There are several factors to consider, including:
- Skin type
- The SPF levels
- The duration of your tan
Can You Tan Through Water?
You may easily tan while swimming if the water is clean and shallow. UV-B rays (which damage the outermost layers of the skin and causes most skin cancers) cannot penetrate the water beyond a few meters.
Therefore, if you are planning to submerge yourself in the water while you tan, you may end up with a very uneven tan. Despite what you may think, sunburn can still occur in water as shallow as 1.6ft (0.5 m) because 40% of UV-B rays can get through.
As with sitting outside of the pool in direct sunlight, getting a sunburn when sitting on the water’s surface without protection is possible. About 30% of the sun’s ultraviolet (UV) rays are reflected by water, while 70% are still intense enough to penetrate the surface.
What Can Help You Tan Better (Cool Tanning Tips)
Let’s look at the many things you can try to achieve a better tan:
- Change positions frequently (every 5 to 10 minutes or so) from lying on your stomach to your back and vice versa.
- Use a high-quality tanning oil with a natural SPF but do not use it as a replacement for your sunscreen.
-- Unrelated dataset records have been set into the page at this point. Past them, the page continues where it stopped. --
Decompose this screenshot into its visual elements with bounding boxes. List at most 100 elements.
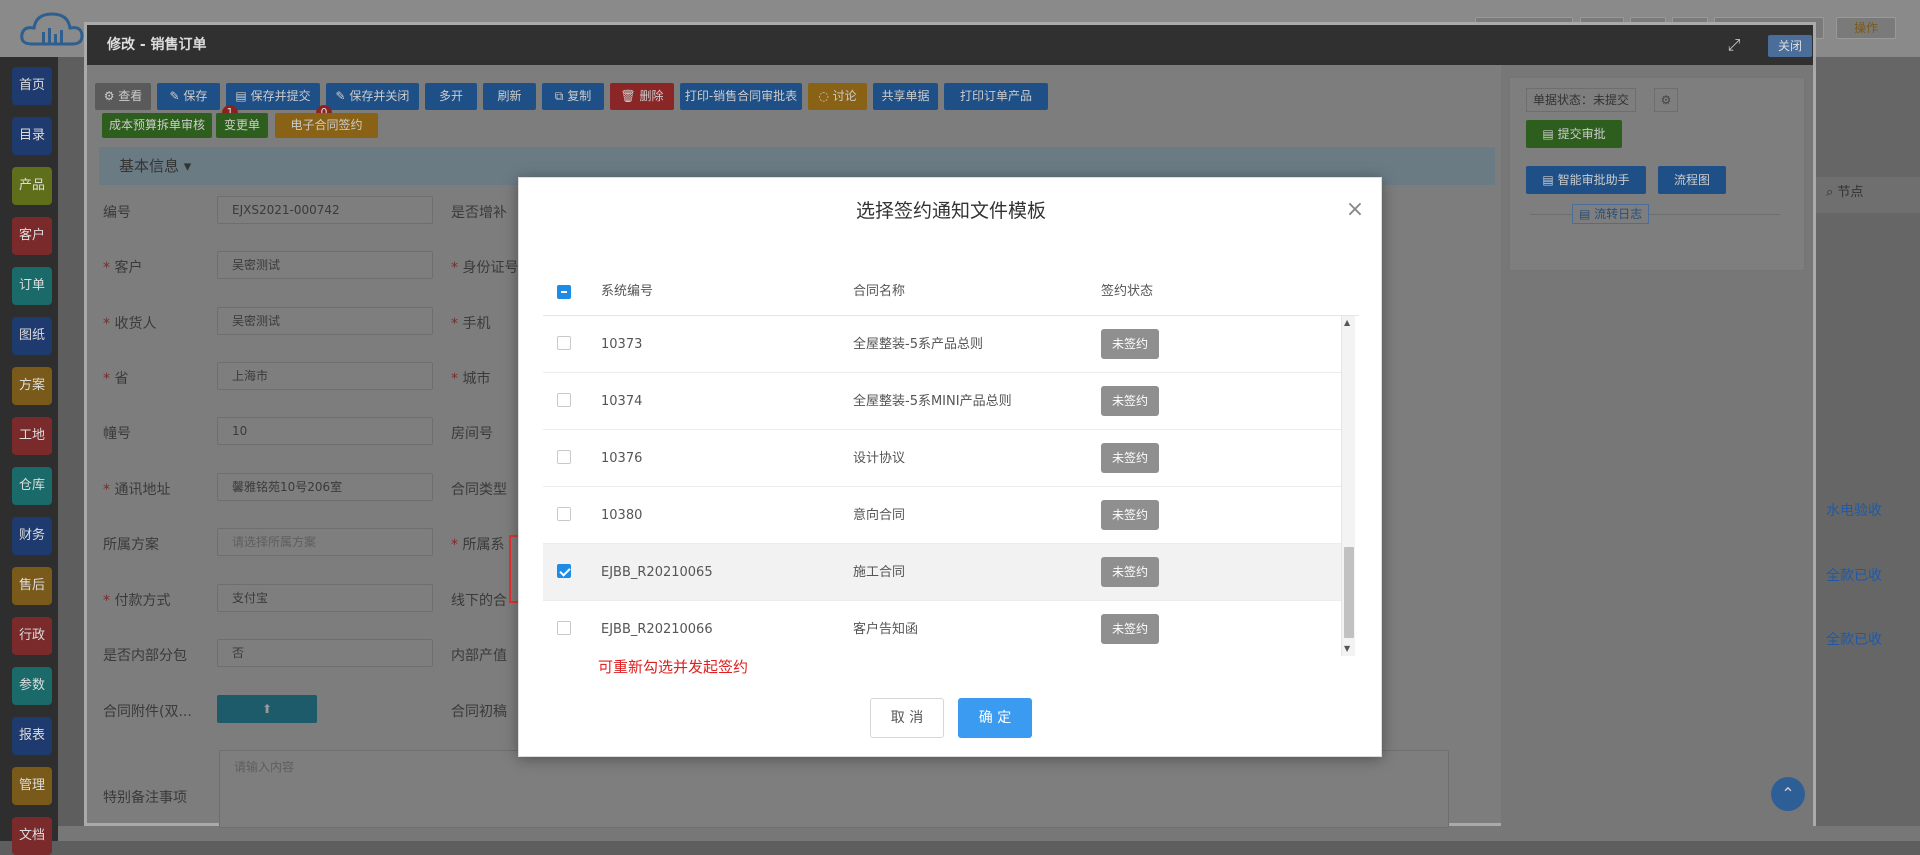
row-checkbox[interactable] xyxy=(557,564,571,578)
sidebar-item[interactable]: 产品 xyxy=(12,167,52,205)
status-badge: 未签约 xyxy=(1101,329,1159,359)
form-label-text: 通讯地址 xyxy=(114,482,171,498)
form-input[interactable]: 吴密测试 xyxy=(217,307,433,335)
section-title: 基本信息 xyxy=(119,157,180,175)
table-row[interactable]: 10376 设计协议 未签约 xyxy=(543,430,1341,487)
table-row[interactable]: 10373 全屋整装-5系产品总则 未签约 xyxy=(543,316,1341,373)
background-status-text[interactable]: 水电验收 xyxy=(1826,500,1882,520)
smart-assistant-button[interactable]: ▤ 智能审批助手 xyxy=(1526,166,1646,194)
form-input[interactable]: 吴密测试 xyxy=(217,251,433,279)
sidebar-item[interactable]: 图纸 xyxy=(12,317,52,355)
sidebar-item[interactable]: 财务 xyxy=(12,517,52,555)
table-row[interactable]: 10374 全屋整装-5系MINI产品总则 未签约 xyxy=(543,373,1341,430)
sidebar-item[interactable]: 订单 xyxy=(12,267,52,305)
table-row[interactable]: 10380 意向合同 未签约 xyxy=(543,487,1341,544)
form-input[interactable]: 支付宝 xyxy=(217,584,433,612)
sidebar-item[interactable]: 客户 xyxy=(12,217,52,255)
sidebar-item[interactable]: 方案 xyxy=(12,367,52,405)
toolbar-button[interactable]: ⧉ 复制 xyxy=(542,83,604,110)
toolbar-button[interactable]: 打印-销售合同审批表 xyxy=(680,83,802,110)
flow-log-button[interactable]: ▤ 流转日志 xyxy=(1572,204,1650,224)
flowchart-button[interactable]: 流程图 xyxy=(1658,166,1726,194)
form-input[interactable]: 10 xyxy=(217,417,433,445)
form-input[interactable]: 否 xyxy=(217,639,433,667)
sidebar-item[interactable]: 参数 xyxy=(12,667,52,705)
sidebar-item[interactable]: 文档 xyxy=(12,817,52,855)
cell-name: 客户告知函 xyxy=(853,622,919,637)
toolbar-button[interactable]: ⚙ 查看 xyxy=(95,83,151,110)
row-checkbox[interactable] xyxy=(557,450,571,464)
cell-id: EJBB_R20210066 xyxy=(601,622,713,637)
cell-id: 10376 xyxy=(601,451,643,466)
required-mark: * xyxy=(103,482,115,498)
sidebar-item[interactable]: 首页 xyxy=(12,67,52,105)
row-checkbox[interactable] xyxy=(557,336,571,350)
sidebar-item[interactable]: 行政 xyxy=(12,617,52,655)
scroll-down-icon[interactable]: ▼ xyxy=(1344,644,1350,653)
select-all-checkbox[interactable] xyxy=(557,285,571,299)
sidebar-item[interactable]: 报表 xyxy=(12,717,52,755)
column-header: 合同名称 xyxy=(853,284,906,299)
toolbar-button[interactable]: 刷新 xyxy=(483,83,536,110)
cancel-button[interactable]: 取 消 xyxy=(870,698,944,738)
row-checkbox[interactable] xyxy=(557,393,571,407)
toolbar-button[interactable]: ✎ 保存 xyxy=(157,83,220,110)
background-status-text[interactable]: 全款已收 xyxy=(1826,629,1882,649)
window-close-button[interactable]: 关闭 xyxy=(1768,35,1812,57)
toolbar-button[interactable]: 共享单据 xyxy=(873,83,938,110)
scroll-top-icon[interactable]: ⌃ xyxy=(1771,777,1805,811)
form-input[interactable]: 上海市 xyxy=(217,362,433,390)
trash-icon: 🗑 xyxy=(620,89,640,103)
expand-icon[interactable]: ⤢ xyxy=(1724,35,1744,55)
sidebar-item[interactable]: 工地 xyxy=(12,417,52,455)
toolbar-button[interactable]: 电子合同签约 xyxy=(275,113,378,138)
form-label: 内部产值 xyxy=(451,645,507,665)
scroll-up-icon[interactable]: ▲ xyxy=(1344,318,1350,327)
cell-id: 10373 xyxy=(601,337,643,352)
confirm-button[interactable]: 确 定 xyxy=(958,698,1032,738)
vertical-scrollbar[interactable]: ▲ ▼ xyxy=(1341,316,1355,656)
toolbar-button[interactable]: ▤ 保存并提交 xyxy=(226,83,320,110)
sidebar-item[interactable]: 仓库 xyxy=(12,467,52,505)
upload-button[interactable]: ⬆ xyxy=(217,695,317,723)
top-action-button[interactable]: 操作 xyxy=(1836,17,1896,39)
sidebar-item[interactable]: 管理 xyxy=(12,767,52,805)
form-input[interactable]: 馨雅铭苑10号206室 xyxy=(217,473,433,501)
sidebar-item[interactable]: 目录 xyxy=(12,117,52,155)
scrollbar-thumb[interactable] xyxy=(1344,547,1354,638)
form-label: 是否增补 xyxy=(451,202,507,222)
form-input[interactable]: EJXS2021-000742 xyxy=(217,196,433,224)
toolbar-button[interactable]: 多开 xyxy=(425,83,477,110)
table-row[interactable]: EJBB_R20210065 施工合同 未签约 xyxy=(543,544,1341,601)
required-mark: * xyxy=(451,537,463,553)
form-label: 合同初稿 xyxy=(451,701,507,721)
toolbar-button[interactable]: ◌ 讨论 xyxy=(808,83,867,110)
toolbar-button[interactable]: 打印订单产品 xyxy=(944,83,1048,110)
form-input[interactable]: 请选择所属方案 xyxy=(217,528,433,556)
toolbar-button-label: 保存并关闭 xyxy=(349,89,410,103)
form-label-text: 是否内部分包 xyxy=(103,648,187,664)
row-checkbox[interactable] xyxy=(557,507,571,521)
submit-approval-button[interactable]: ▤ 提交审批 xyxy=(1526,120,1622,148)
cell-name: 设计协议 xyxy=(853,451,906,466)
remark-textarea[interactable]: 请输入内容 xyxy=(219,750,1449,828)
form-label: * 通讯地址 xyxy=(103,479,170,499)
annotation-note: 可重新勾选并发起签约 xyxy=(598,658,749,676)
node-column-label: ⌕ 节点 xyxy=(1826,185,1864,200)
form-label-text: 线下的合 xyxy=(451,593,507,609)
cloud-logo-icon xyxy=(18,8,86,52)
toolbar-button[interactable]: ✎ 保存并关闭 xyxy=(326,83,419,110)
form-label-text: 编号 xyxy=(103,205,131,221)
toolbar-button[interactable]: 变更单 xyxy=(216,113,268,138)
background-status-text[interactable]: 全款已收 xyxy=(1826,565,1882,585)
toolbar-button[interactable]: 🗑 删除 xyxy=(610,83,674,110)
form-label-text: 手机 xyxy=(462,316,491,332)
settings-gear-icon[interactable]: ⚙ xyxy=(1654,88,1678,112)
row-checkbox[interactable] xyxy=(557,621,571,635)
table-row[interactable]: EJBB_R20210066 客户告知函 未签约 xyxy=(543,601,1341,656)
required-mark: * xyxy=(451,316,463,332)
toolbar-button[interactable]: 成本预算拆单审核 xyxy=(102,113,212,138)
close-icon[interactable]: × xyxy=(1343,198,1367,222)
sidebar-item[interactable]: 售后 xyxy=(12,567,52,605)
form-label: 幢号 xyxy=(103,423,131,443)
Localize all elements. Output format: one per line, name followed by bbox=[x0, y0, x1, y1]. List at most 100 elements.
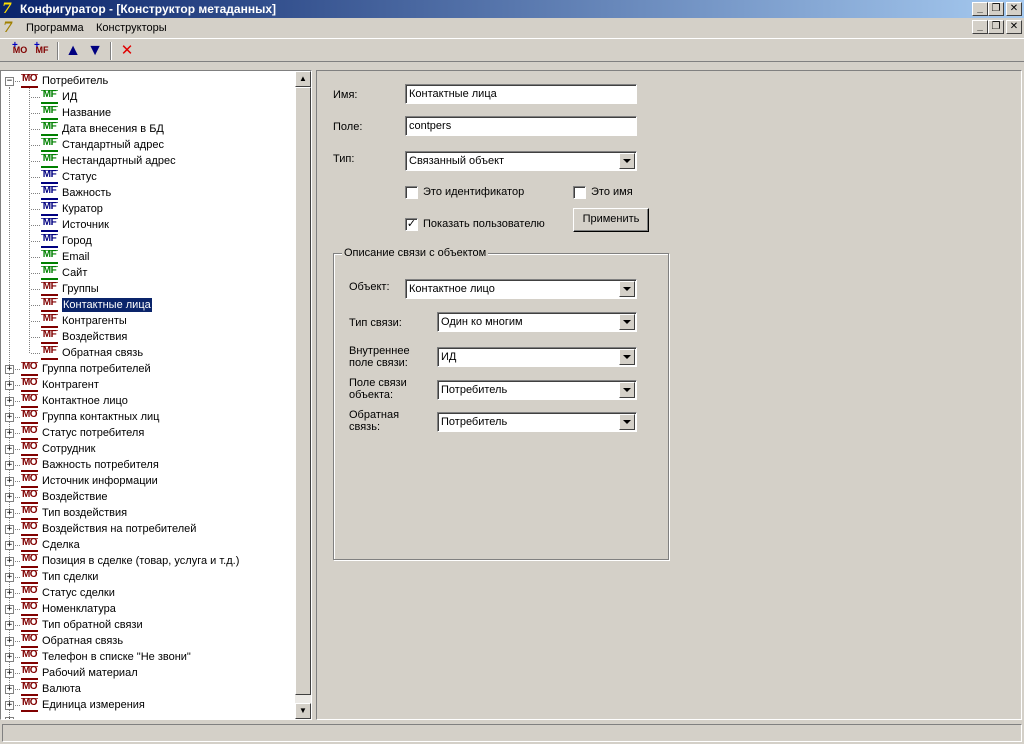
expand-icon[interactable]: + bbox=[5, 445, 14, 454]
scroll-thumb[interactable] bbox=[295, 87, 311, 695]
expand-icon[interactable]: + bbox=[5, 589, 14, 598]
restore-button[interactable]: ❐ bbox=[988, 2, 1004, 16]
tree-node-object[interactable]: + bbox=[1, 713, 295, 719]
name-field[interactable]: Контактные лица bbox=[405, 84, 637, 104]
tree-node-field[interactable]: MF Контактные лица bbox=[1, 297, 295, 313]
type-select[interactable]: Связанный объект bbox=[405, 151, 637, 171]
expand-icon[interactable]: + bbox=[5, 413, 14, 422]
show-user-checkbox[interactable]: ✓ bbox=[405, 218, 418, 231]
delete-button[interactable]: ✕ bbox=[117, 41, 137, 61]
tree-node-field[interactable]: MF Важность bbox=[1, 185, 295, 201]
chevron-down-icon[interactable] bbox=[619, 414, 635, 430]
expand-icon[interactable]: + bbox=[5, 669, 14, 678]
tree-node-object[interactable]: + MO Воздействие bbox=[1, 489, 295, 505]
tree-node-object[interactable]: + MO Обратная связь bbox=[1, 633, 295, 649]
move-down-button[interactable]: ▼ bbox=[85, 41, 105, 61]
tree-node-field[interactable]: MF Воздействия bbox=[1, 329, 295, 345]
object-select[interactable]: Контактное лицо bbox=[405, 279, 637, 299]
tree-node-object[interactable]: + MO Валюта bbox=[1, 681, 295, 697]
tree-node-field[interactable]: MF Город bbox=[1, 233, 295, 249]
tree-node-field[interactable]: MF Группы bbox=[1, 281, 295, 297]
expand-icon[interactable]: + bbox=[5, 461, 14, 470]
expand-icon[interactable]: + bbox=[5, 605, 14, 614]
chevron-down-icon[interactable] bbox=[619, 314, 635, 330]
tree-node-object[interactable]: + MO Тип обратной связи bbox=[1, 617, 295, 633]
mdi-minimize-button[interactable]: _ bbox=[972, 20, 988, 34]
tree-node-object[interactable]: + MO Сделка bbox=[1, 537, 295, 553]
menu-constructors[interactable]: Конструкторы bbox=[96, 22, 167, 34]
expand-icon[interactable]: + bbox=[5, 717, 14, 719]
tree-node-object[interactable]: − MO Потребитель bbox=[1, 73, 295, 89]
tree-node-field[interactable]: MF Источник bbox=[1, 217, 295, 233]
expand-icon[interactable]: + bbox=[5, 541, 14, 550]
scroll-down-button[interactable]: ▼ bbox=[295, 703, 311, 719]
expand-icon[interactable]: + bbox=[5, 621, 14, 630]
expand-icon[interactable]: + bbox=[5, 701, 14, 710]
inner-field-select[interactable]: ИД bbox=[437, 347, 637, 367]
back-link-select[interactable]: Потребитель bbox=[437, 412, 637, 432]
expand-icon[interactable]: + bbox=[5, 429, 14, 438]
tree-node-object[interactable]: + MO Телефон в списке "Не звони" bbox=[1, 649, 295, 665]
tree-node-object[interactable]: + MO Группа потребителей bbox=[1, 361, 295, 377]
chevron-down-icon[interactable] bbox=[619, 153, 635, 169]
field-name-field[interactable]: contpers bbox=[405, 116, 637, 136]
object-field-select[interactable]: Потребитель bbox=[437, 380, 637, 400]
tree-node-field[interactable]: MF Сайт bbox=[1, 265, 295, 281]
tree-node-object[interactable]: + MO Тип сделки bbox=[1, 569, 295, 585]
tree-node-object[interactable]: + MO Важность потребителя bbox=[1, 457, 295, 473]
tree-node-object[interactable]: + MO Рабочий материал bbox=[1, 665, 295, 681]
chevron-down-icon[interactable] bbox=[619, 382, 635, 398]
tree-node-object[interactable]: + MO Воздействия на потребителей bbox=[1, 521, 295, 537]
expand-icon[interactable]: + bbox=[5, 477, 14, 486]
tree-node-object[interactable]: + MO Сотрудник bbox=[1, 441, 295, 457]
tree-node-field[interactable]: MF Статус bbox=[1, 169, 295, 185]
minimize-button[interactable]: _ bbox=[972, 2, 988, 16]
mdi-close-button[interactable]: ✕ bbox=[1006, 20, 1022, 34]
close-button[interactable]: ✕ bbox=[1006, 2, 1022, 16]
tree-node-object[interactable]: + MO Статус сделки bbox=[1, 585, 295, 601]
tree-node-field[interactable]: MF Email bbox=[1, 249, 295, 265]
link-type-select[interactable]: Один ко многим bbox=[437, 312, 637, 332]
mdi-restore-button[interactable]: ❐ bbox=[988, 20, 1004, 34]
expand-icon[interactable]: + bbox=[5, 381, 14, 390]
tree-node-object[interactable]: + MO Группа контактных лиц bbox=[1, 409, 295, 425]
tree-node-field[interactable]: MF Дата внесения в БД bbox=[1, 121, 295, 137]
tree-node-field[interactable]: MF Название bbox=[1, 105, 295, 121]
tree-node-field[interactable]: MF Контрагенты bbox=[1, 313, 295, 329]
metadata-tree[interactable]: − MO Потребитель MF ИД MF Название MF Дата внесе… bbox=[0, 70, 312, 720]
tree-node-object[interactable]: + MO Единица измерения bbox=[1, 697, 295, 713]
add-object-button[interactable]: + MO bbox=[10, 41, 30, 61]
expand-icon[interactable]: + bbox=[5, 493, 14, 502]
tree-node-object[interactable]: + MO Контрагент bbox=[1, 377, 295, 393]
menu-program[interactable]: Программа bbox=[26, 22, 84, 34]
collapse-icon[interactable]: − bbox=[5, 77, 14, 86]
chevron-down-icon[interactable] bbox=[619, 349, 635, 365]
expand-icon[interactable]: + bbox=[5, 637, 14, 646]
is-name-checkbox[interactable] bbox=[573, 186, 586, 199]
tree-node-field[interactable]: MF Куратор bbox=[1, 201, 295, 217]
expand-icon[interactable]: + bbox=[5, 685, 14, 694]
tree-node-object[interactable]: + MO Номенклатура bbox=[1, 601, 295, 617]
expand-icon[interactable]: + bbox=[5, 397, 14, 406]
is-identifier-checkbox[interactable] bbox=[405, 186, 418, 199]
expand-icon[interactable]: + bbox=[5, 653, 14, 662]
expand-icon[interactable]: + bbox=[5, 557, 14, 566]
tree-node-object[interactable]: + MO Позиция в сделке (товар, услуга и т.д… bbox=[1, 553, 295, 569]
tree-node-object[interactable]: + MO Контактное лицо bbox=[1, 393, 295, 409]
move-up-button[interactable]: ▲ bbox=[63, 41, 83, 61]
tree-scrollbar[interactable]: ▲ ▼ bbox=[295, 71, 311, 719]
tree-node-field[interactable]: MF ИД bbox=[1, 89, 295, 105]
expand-icon[interactable]: + bbox=[5, 365, 14, 374]
document-icon[interactable]: 7 bbox=[3, 20, 21, 36]
tree-node-field[interactable]: MF Нестандартный адрес bbox=[1, 153, 295, 169]
tree-node-field[interactable]: MF Стандартный адрес bbox=[1, 137, 295, 153]
expand-icon[interactable]: + bbox=[5, 573, 14, 582]
tree-node-field[interactable]: MF Обратная связь bbox=[1, 345, 295, 361]
tree-node-object[interactable]: + MO Статус потребителя bbox=[1, 425, 295, 441]
tree-node-object[interactable]: + MO Тип воздействия bbox=[1, 505, 295, 521]
expand-icon[interactable]: + bbox=[5, 525, 14, 534]
expand-icon[interactable]: + bbox=[5, 509, 14, 518]
tree-node-object[interactable]: + MO Источник информации bbox=[1, 473, 295, 489]
scroll-up-button[interactable]: ▲ bbox=[295, 71, 311, 87]
apply-button[interactable]: Применить bbox=[573, 208, 649, 232]
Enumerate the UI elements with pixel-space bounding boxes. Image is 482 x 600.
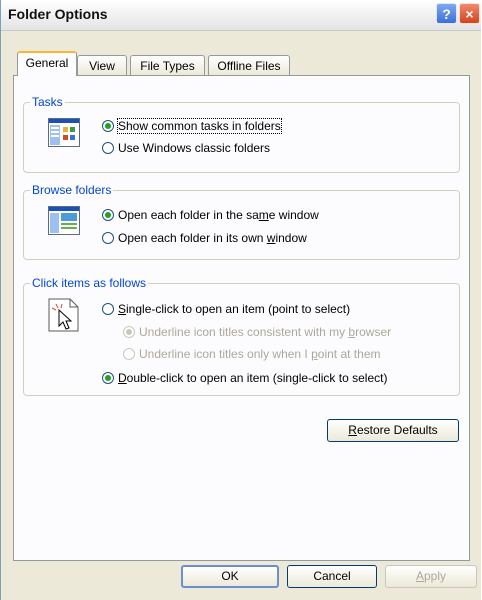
- browse-folders-group: Browse folders: [23, 183, 460, 260]
- open-own-window-radio[interactable]: [102, 232, 114, 244]
- tab-general[interactable]: General: [17, 51, 77, 76]
- open-same-window-radio[interactable]: [102, 209, 114, 221]
- single-click-radio[interactable]: [102, 303, 114, 315]
- open-own-window-option[interactable]: Open each folder in its own window: [102, 231, 307, 245]
- tab-offline-files-label: Offline Files: [217, 59, 281, 73]
- browse-window-icon: [48, 206, 80, 235]
- show-common-tasks-radio[interactable]: [102, 120, 114, 132]
- help-icon: ?: [442, 5, 451, 22]
- single-click-label: Single-click to open an item (point to s…: [118, 302, 351, 316]
- tab-file-types-label: File Types: [140, 59, 195, 73]
- double-click-radio[interactable]: [102, 372, 114, 384]
- underline-consistent-label: Underline icon titles consistent with my…: [139, 325, 392, 339]
- tab-view-label: View: [89, 59, 115, 73]
- use-classic-folders-label: Use Windows classic folders: [118, 141, 271, 155]
- open-same-window-option[interactable]: Open each folder in the same window: [102, 208, 319, 222]
- show-common-tasks-label: Show common tasks in folders: [117, 118, 282, 134]
- tasks-group: Tasks: [23, 95, 460, 173]
- tasks-view-icon: [48, 118, 80, 147]
- double-click-option[interactable]: Double-click to open an item (single-cli…: [102, 371, 387, 385]
- browse-folders-group-title: Browse folders: [30, 183, 114, 197]
- use-classic-folders-radio[interactable]: [102, 142, 114, 154]
- underline-consistent-option[interactable]: Underline icon titles consistent with my…: [123, 325, 391, 339]
- close-icon: ×: [465, 5, 474, 22]
- title-bar[interactable]: Folder Options ? ×: [1, 0, 481, 31]
- underline-on-point-option[interactable]: Underline icon titles only when I point …: [123, 347, 380, 361]
- open-own-window-label: Open each folder in its own window: [118, 231, 307, 245]
- help-button[interactable]: ?: [436, 3, 457, 24]
- close-button[interactable]: ×: [459, 3, 480, 24]
- click-items-group-title: Click items as follows: [30, 276, 149, 290]
- pointer-click-icon: [48, 298, 79, 332]
- folder-options-dialog: Folder Options ? × General View File Typ…: [0, 0, 481, 600]
- tab-file-types[interactable]: File Types: [130, 55, 205, 75]
- tasks-group-title: Tasks: [30, 95, 65, 109]
- restore-defaults-button[interactable]: Restore Defaults: [327, 419, 459, 442]
- tab-general-label: General: [25, 56, 69, 70]
- single-click-option[interactable]: Single-click to open an item (point to s…: [102, 302, 350, 316]
- open-same-window-label: Open each folder in the same window: [118, 208, 319, 222]
- underline-consistent-radio[interactable]: [123, 326, 135, 338]
- use-classic-folders-option[interactable]: Use Windows classic folders: [102, 141, 270, 155]
- tab-view[interactable]: View: [77, 55, 127, 75]
- underline-on-point-label: Underline icon titles only when I point …: [139, 347, 381, 361]
- show-common-tasks-option[interactable]: Show common tasks in folders: [102, 118, 282, 134]
- double-click-label: Double-click to open an item (single-cli…: [118, 371, 388, 385]
- underline-on-point-radio[interactable]: [123, 348, 135, 360]
- ok-button[interactable]: OK: [181, 565, 279, 588]
- window-title: Folder Options: [8, 6, 108, 22]
- cancel-button[interactable]: Cancel: [287, 565, 377, 588]
- apply-button[interactable]: Apply: [385, 565, 477, 588]
- tab-offline-files[interactable]: Offline Files: [208, 55, 290, 75]
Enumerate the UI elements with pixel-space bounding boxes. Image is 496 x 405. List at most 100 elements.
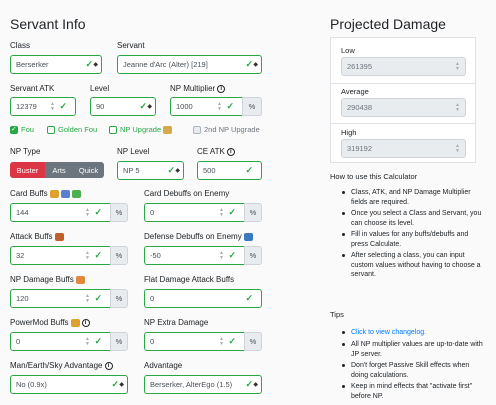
attack-buffs-value: 32 [16, 251, 25, 260]
buff-icon [71, 189, 81, 198]
np-multiplier-input[interactable]: 1000 ▲ ▼ ✓ [170, 97, 243, 116]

The aim is to tan, not get sunstroke!
- Check the weather forecast to find out at what time of the day the sun’s UV rays are the strongest and if it coincides with the strongest at the time of your planned family picnic at the beach, ensure to adjust your skin protection and tanning time accordingly.
- Taking breaks in the shade to prevent burning is essential and helps you achieve a more even tan.
- Don’t spend more than 2-3 hours in the sun, as your body can’t produce melanin after a certain period (this also depends on a person’s skin).
- Preparing your skin before tanning by shaving your legs, using a gentle exfoliant to get rid of dry, flaky skin, and applying a sufficient amount of deep penetrating moisturizer to protect your skin and keep it hydrated.
- As strange as this may sound, reflective towels and sheets work efficiently and are safer when a base tan has been established, as they attract and reflect the sun’s rays onto your body.
- Because sea salt is so effective at drawing sunlight to your skin, intermittent dips in the water and reapplication of tanning lotion may greatly enhance your tan.
- Sunlight reflects off the water and bounces right onto you since water reflects sunlight. Therefore, the best ways to get a serious sun tan is to lie on the water on a floatable device like a Lilo or another type of fancy floating pool lounger or to swim in the water.
- If you lie on the beach, you’ll be close to the sand, and just as the sun reflects off the water, so will it reflect off the sand and onto your skin.
Knowing the best way to tan is important because you don’t want to burn your skin. You simply want a beautiful, healthy glow.
Tanning dry with properly moisturized skin is the best way to tan, and remember that moderation is key. Avoid lengthy tanning sessions and get that desired glow gradually.